Redirect standard port 22 to 29418 to maintain client compatibility:
iptables -t nat -A PREROUTING -p tcp --dport 22 -j REDIRECT --to-port 29418
iptables -A INPUT -p tcp --dport 29418 -j ACCEPT
Persist firewall rules:
sudo iptables-save > /etc/iptables/rules.v4
Ensure the GitBucket instance listens on the specified SSH port. Configure this in gitbucket.conf:
gitbucket.ssh.port=29418
Restart the service after applying changes.
Network and DNS Setup
If GitBucket is hosted on a VPN, container, or isolated interface, assign a static IP:
ip addr add 10.8.0.2/24 dev tun0
Update your DNS server or /etc/hosts to resolve a proper hostname:
gitbucket.example.com.
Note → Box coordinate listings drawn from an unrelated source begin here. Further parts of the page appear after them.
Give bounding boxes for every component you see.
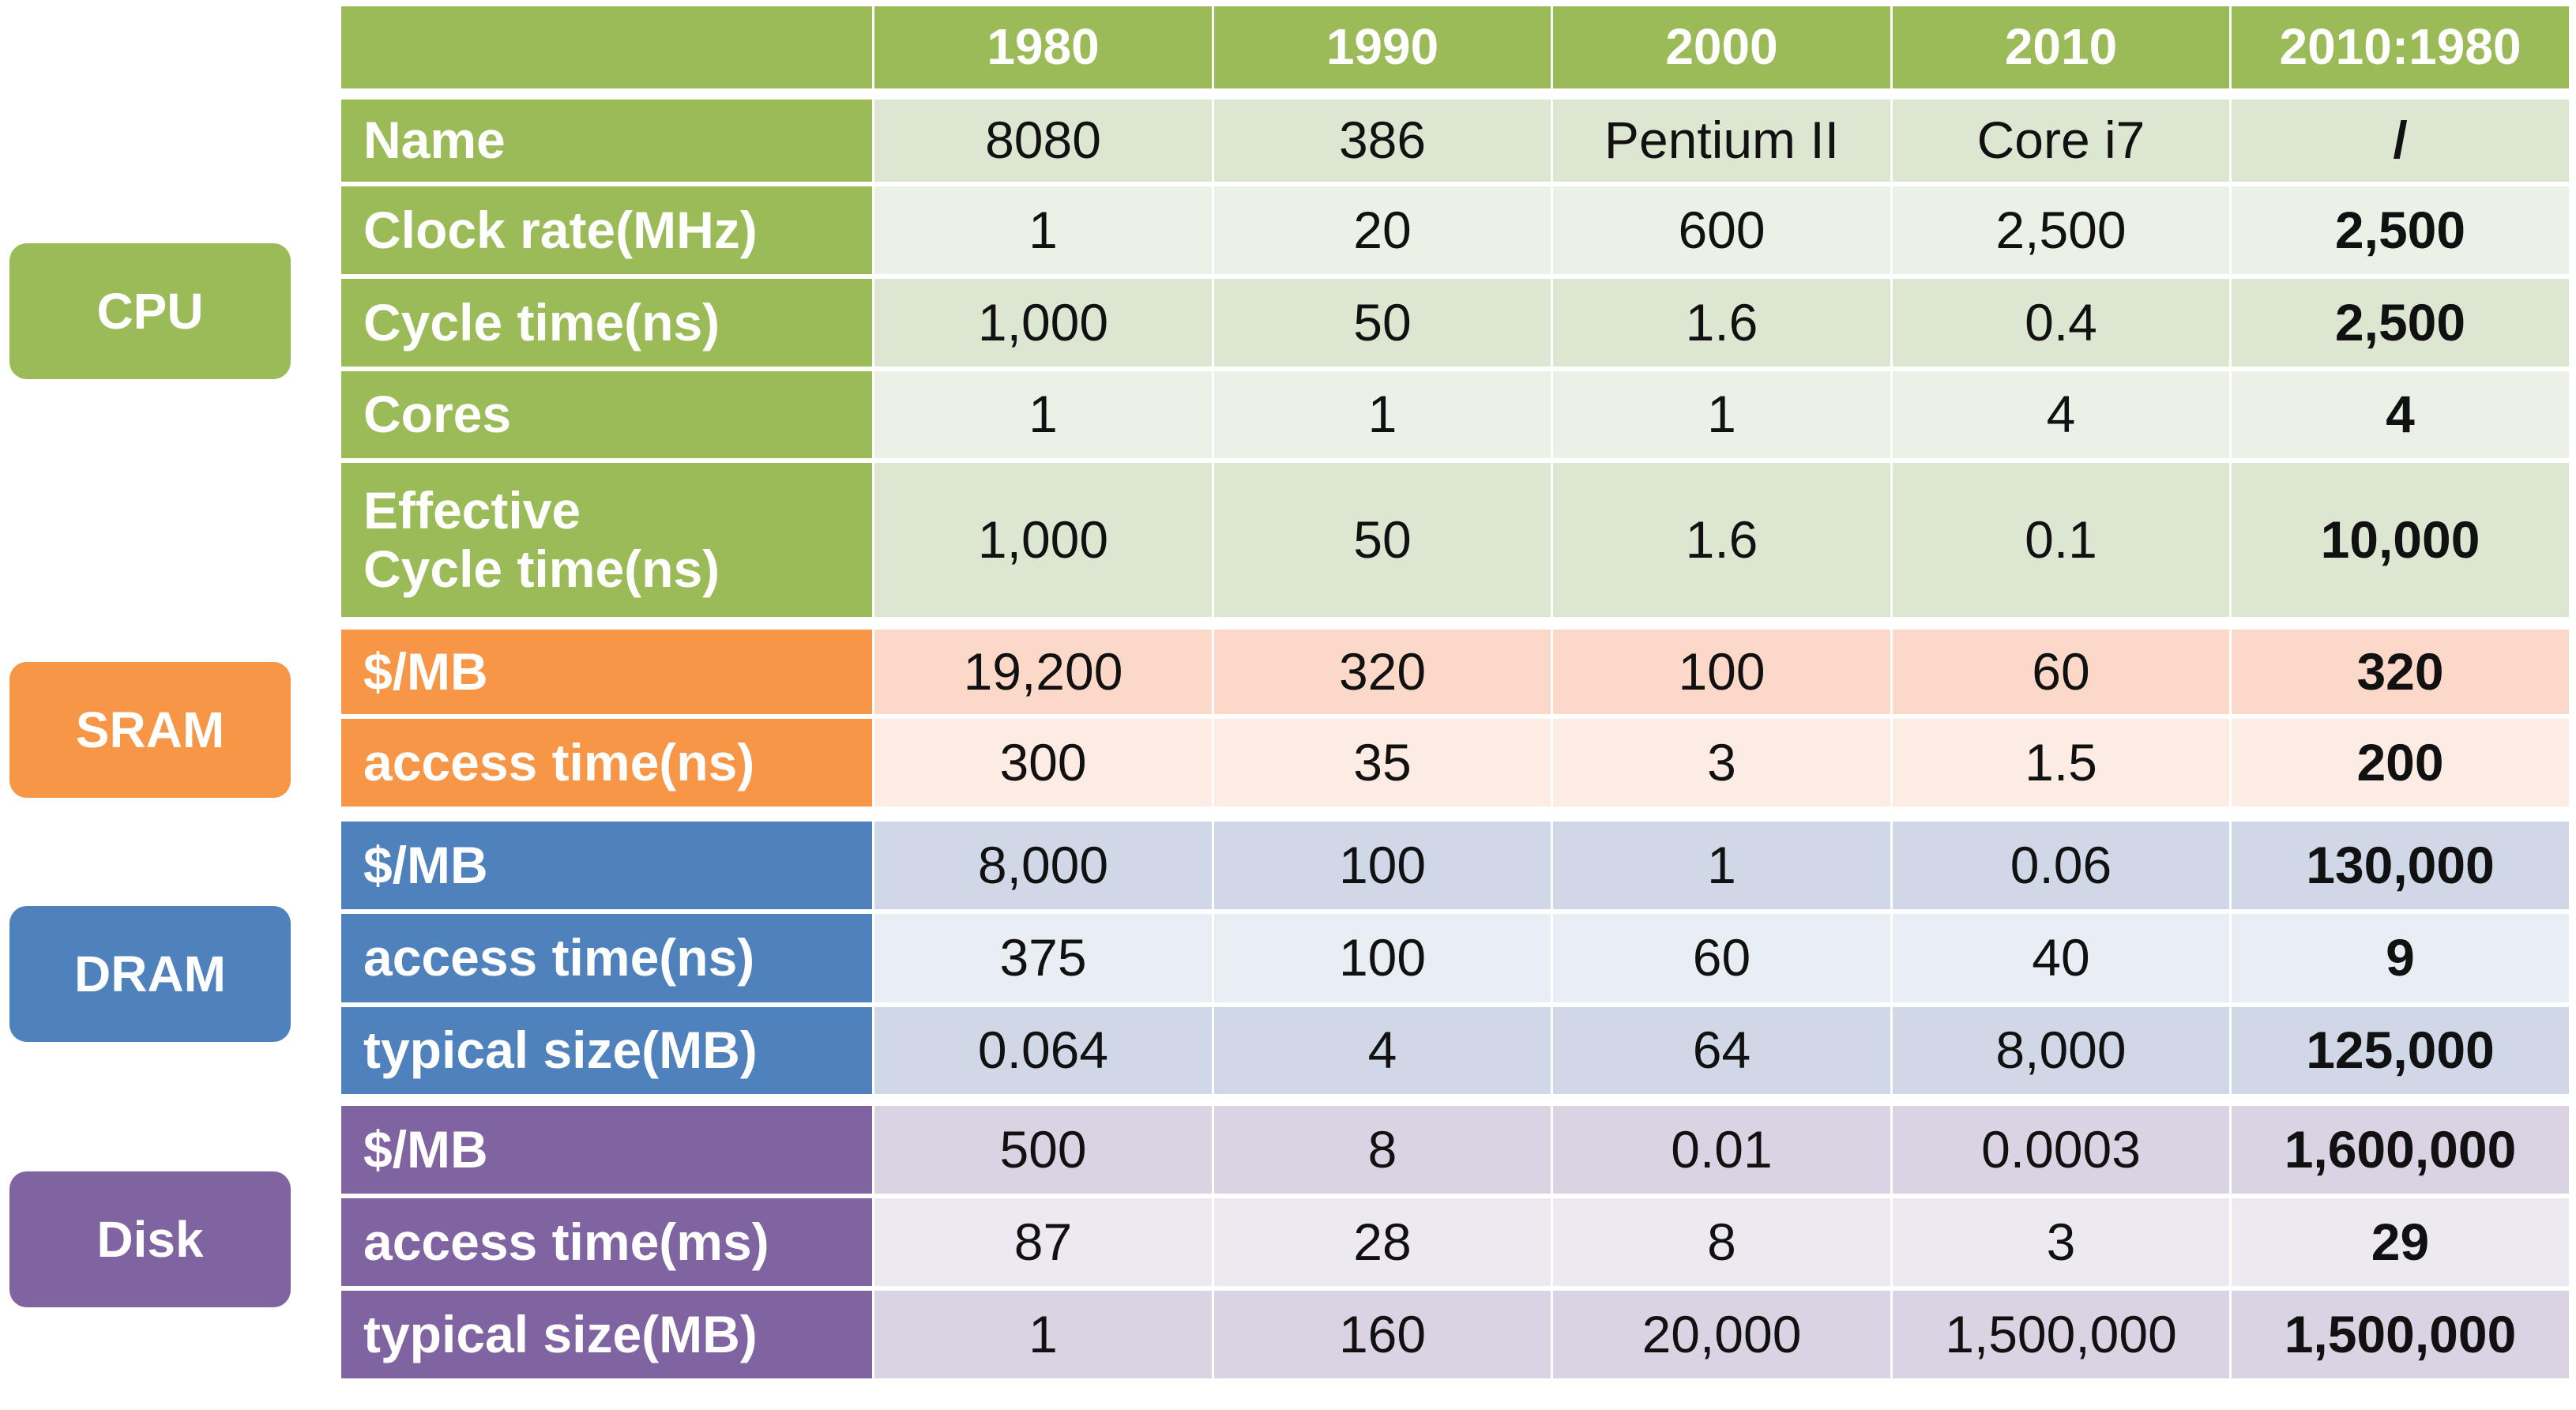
value-cell: 50 [1214, 463, 1551, 617]
row-label: access time(ns) [341, 719, 872, 807]
value-cell: Pentium II [1553, 100, 1890, 182]
value-cell: 60 [1553, 914, 1890, 1002]
value-cell: 20,000 [1553, 1291, 1890, 1378]
value-cell: 1,000 [874, 279, 1212, 367]
group-label-sram: SRAM [9, 662, 291, 798]
value-cell: 8 [1214, 1106, 1551, 1194]
value-cell: 28 [1214, 1198, 1551, 1286]
ratio-cell: 320 [2232, 630, 2569, 714]
row-label: Cores [341, 371, 872, 458]
value-cell: 1,000 [874, 463, 1212, 617]
value-cell: 2,500 [1893, 186, 2229, 274]
value-cell: 1.6 [1553, 279, 1890, 367]
row-label: $/MB [341, 630, 872, 714]
group-label-disk: Disk [9, 1171, 291, 1307]
value-cell: 1.5 [1893, 719, 2229, 807]
row-label: typical size(MB) [341, 1291, 872, 1378]
value-cell: 8,000 [874, 822, 1212, 909]
value-cell: 600 [1553, 186, 1890, 274]
value-cell: Core i7 [1893, 100, 2229, 182]
value-cell: 1 [874, 1291, 1212, 1378]
value-cell: 20 [1214, 186, 1551, 274]
value-cell: 40 [1893, 914, 2229, 1002]
value-cell: 19,200 [874, 630, 1212, 714]
row-label: typical size(MB) [341, 1007, 872, 1094]
ratio-cell: 4 [2232, 371, 2569, 458]
value-cell: 100 [1214, 822, 1551, 909]
ratio-cell: / [2232, 100, 2569, 182]
ratio-cell: 1,600,000 [2232, 1106, 2569, 1194]
value-cell: 4 [1893, 371, 2229, 458]
column-header: 1990 [1214, 6, 1551, 88]
value-cell: 1 [874, 371, 1212, 458]
ratio-cell: 2,500 [2232, 279, 2569, 367]
ratio-cell: 130,000 [2232, 822, 2569, 909]
row-label: $/MB [341, 822, 872, 909]
value-cell: 1 [1553, 822, 1890, 909]
ratio-cell: 200 [2232, 719, 2569, 807]
column-header: 2000 [1553, 6, 1890, 88]
value-cell: 8080 [874, 100, 1212, 182]
value-cell: 8,000 [1893, 1007, 2229, 1094]
value-cell: 50 [1214, 279, 1551, 367]
value-cell: 1 [1553, 371, 1890, 458]
value-cell: 1 [874, 186, 1212, 274]
row-label: access time(ms) [341, 1198, 872, 1286]
value-cell: 386 [1214, 100, 1551, 182]
value-cell: 8 [1553, 1198, 1890, 1286]
value-cell: 0.01 [1553, 1106, 1890, 1194]
value-cell: 320 [1214, 630, 1551, 714]
ratio-cell: 125,000 [2232, 1007, 2569, 1094]
column-header: 1980 [874, 6, 1212, 88]
ratio-cell: 29 [2232, 1198, 2569, 1286]
ratio-cell: 9 [2232, 914, 2569, 1002]
value-cell: 1 [1214, 371, 1551, 458]
value-cell: 100 [1214, 914, 1551, 1002]
ratio-cell: 1,500,000 [2232, 1291, 2569, 1378]
row-label: Cycle time(ns) [341, 279, 872, 367]
row-label: Name [341, 100, 872, 182]
value-cell: 0.06 [1893, 822, 2229, 909]
row-label: Clock rate(MHz) [341, 186, 872, 274]
value-cell: 300 [874, 719, 1212, 807]
value-cell: 375 [874, 914, 1212, 1002]
row-label: access time(ns) [341, 914, 872, 1002]
value-cell: 100 [1553, 630, 1890, 714]
value-cell: 1.6 [1553, 463, 1890, 617]
ratio-cell: 10,000 [2232, 463, 2569, 617]
column-header: 2010 [1893, 6, 2229, 88]
value-cell: 3 [1553, 719, 1890, 807]
value-cell: 3 [1893, 1198, 2229, 1286]
group-label-cpu: CPU [9, 243, 291, 379]
value-cell: 87 [874, 1198, 1212, 1286]
row-label: Effective Cycle time(ns) [341, 463, 872, 617]
group-label-dram: DRAM [9, 906, 291, 1042]
header-corner [341, 6, 872, 88]
ratio-cell: 2,500 [2232, 186, 2569, 274]
row-label: $/MB [341, 1106, 872, 1194]
value-cell: 500 [874, 1106, 1212, 1194]
value-cell: 0.0003 [1893, 1106, 2229, 1194]
value-cell: 64 [1553, 1007, 1890, 1094]
value-cell: 1,500,000 [1893, 1291, 2229, 1378]
value-cell: 0.4 [1893, 279, 2229, 367]
value-cell: 35 [1214, 719, 1551, 807]
value-cell: 60 [1893, 630, 2229, 714]
value-cell: 4 [1214, 1007, 1551, 1094]
column-header: 2010:1980 [2232, 6, 2569, 88]
value-cell: 0.1 [1893, 463, 2229, 617]
value-cell: 160 [1214, 1291, 1551, 1378]
value-cell: 0.064 [874, 1007, 1212, 1094]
IN A 10.8.0.2
DNS is essential for:
- Hostname-based Git operations
- SSL certificate issuance
- API and webhook consistency
- Integrations with CI/CD or other tools
Allow for DNS propagation delays before testing public access.
Generating and Adding SSH Keys in GitBucket
To authenticate via SSH:
- Generate a key pair on the client machine:
ssh-keygen -t rsa -b 4096 -C "user@example.com"
- Copy the public key:
cat ~/.ssh/id_rsa.pub
- Log into GitBucket.
- Navigate to User Settings > SSH Keys.
- Paste and save the public key.
Ensure:
- The SSH daemon is configured to accept the port used by GitBucket.
- GitBucket's internal SSH service is running and correctly mapped to that port.
- No firewall or SELinux rule is blocking the custom port.
Test with:
ssh -T -p 29418 git@gitbucket.example.com
Summary of Critical Points
- Always use MySQL or PostgreSQL in production; H2 is not durable or scalable.
- Check systemd and database logs for all unexplained HTTP errors.
- Use a non-privileged SSH port and port-forward 22 if compatibility is needed.
- Set a dedicated static IP and configure DNS with proper hostname resolution.
- Upload SSH public keys into GitBucket UI for access control.
- Validate and test each component (JVM, database, SSH, firewall) independently before final deployment.